Thordin avanzó hacia ellos.

– Ya me imaginé que erais recién llegados en este país. -Al pronunciar estas palabras, no parecía demasiado entusiasmado.

– ¿Qué país? -Preguntó Averil-. No hemos cruzado ninguna frontera.

– Mucho me temo que sí -dijo Gersalius.

Con ayuda de su hija, el elfo se puso en pie.

– Aquí ha sucedido algo extraño, ¿no es así?

– Efectivamente, amigo mío -dijo Thordin. La expresión de su rostro era demasiado seria, incluso triste-. Os encontráis en un nuevo país, distinto de cualquier otro que hayáis visitado.

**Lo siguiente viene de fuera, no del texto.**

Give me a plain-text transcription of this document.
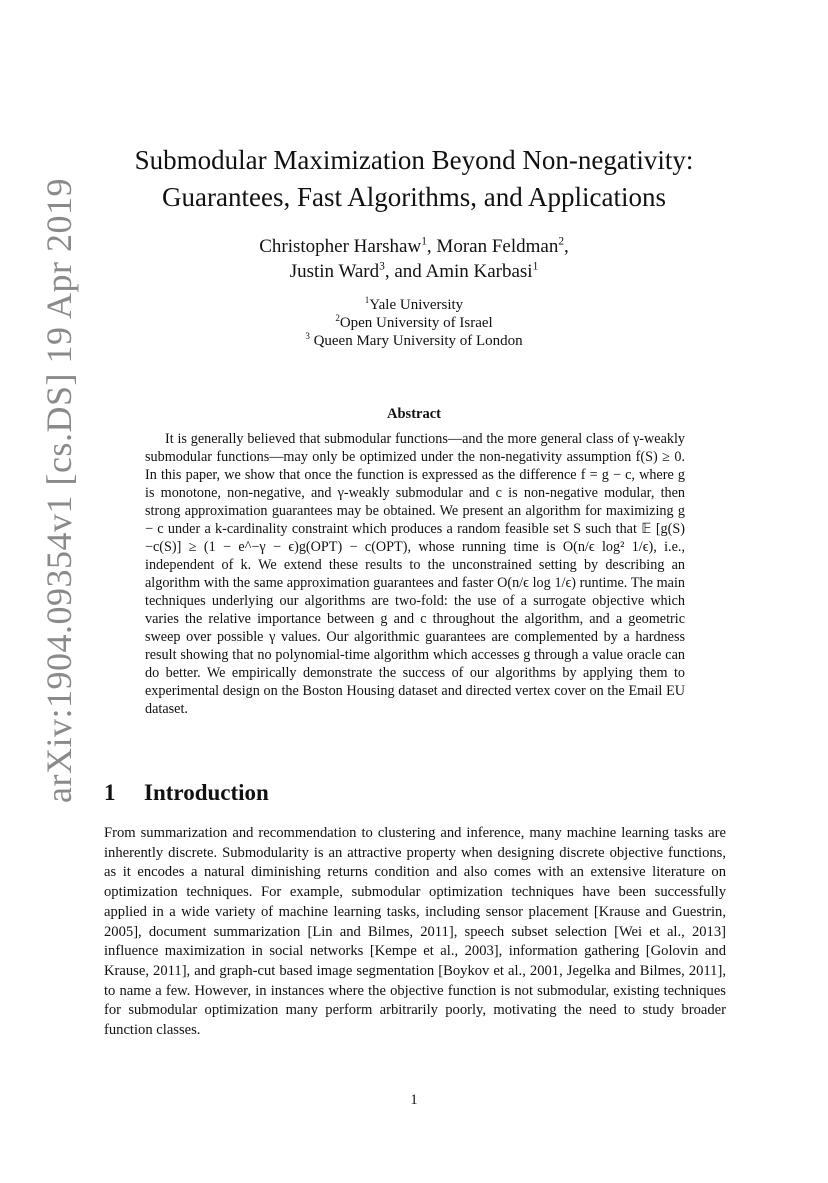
arXiv:1904.09354v1 [cs.DS] 19 Apr 2019
Submodular Maximization Beyond Non-negativity:
Guarantees, Fast Algorithms, and Applications
Christopher Harshaw$^1$, Moran Feldman$^2$,
Justin Ward$^3$, and Amin Karbasi$^1$
$^1$Yale University
$^2$Open University of Israel
$^3$ Queen Mary University of London
Abstract

It is generally believed that submodular functions—and the more general class of γ-weakly submodular functions—may only be optimized under the non-negativity assumption f(S) ≥ 0. In this paper, we show that once the function is expressed as the difference f = g − c, where g is monotone, non-negative, and γ-weakly submodular and c is non-negative modular, then strong approximation guarantees may be obtained. We present an algorithm for maximizing g − c under a k-cardinality constraint which produces a random feasible set S such that 𝔼 [g(S)−c(S)] ≥ (1 − e^−γ − ϵ)g(OPT) − c(OPT), whose running time is O(n/ϵ log² 1/ϵ), i.e., independent of k. We extend these results to the unconstrained setting by describing an algorithm with the same approximation guarantees and faster O(n/ϵ log 1/ϵ) runtime. The main techniques underlying our algorithms are two-fold: the use of a surrogate objective which varies the relative importance between g and c throughout the algorithm, and a geometric sweep over possible γ values. Our algorithmic guarantees are complemented by a hardness result showing that no polynomial-time algorithm which accesses g through a value oracle can do better. We empirically demonstrate the success of our algorithms by applying them to experimental design on the Boston Housing dataset and directed vertex cover on the Email EU dataset.

1 Introduction

From summarization and recommendation to clustering and inference, many machine learning tasks are inherently discrete. Submodularity is an attractive property when designing discrete objective functions, as it encodes a natural diminishing returns condition and also comes with an extensive literature on optimization techniques. For example, submodular optimization techniques have been successfully applied in a wide variety of machine learning tasks, including sensor placement [Krause and Guestrin, 2005], document summarization [Lin and Bilmes, 2011], speech subset selection [Wei et al., 2013] influence maximization in social networks [Kempe et al., 2003], information gathering [Golovin and Krause, 2011], and graph-cut based image segmentation [Boykov et al., 2001, Jegelka and Bilmes, 2011], to name a few. However, in instances where the objective function is not submodular, existing techniques for submodular optimization many perform arbitrarily poorly, motivating the need to study broader function classes.

1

– Puesto que no conoces nuestro país, ¿cómo puedes estar tan seguro de ello?

– Estoy tan seguro de ello como de mis propias pesadillas -repuso Thordin.

– ¿Pesadillas?

– Bienvenidos a Kartakass -dijo Thordin con voz suave.

Capítulo 11

El elfo, Silvanus Brillantine, hizo una respiración profunda, mientras alzaba la mano que le quedaba.

– ¿La explicación será larga?

Thordin cruzó una mirada con Gersalius.

– Sí -confirmó el guerrero-, será larga.

– Entonces déjame ocuparme de mis amigos antes de que la noche nos sorprenda en este lugar maldito.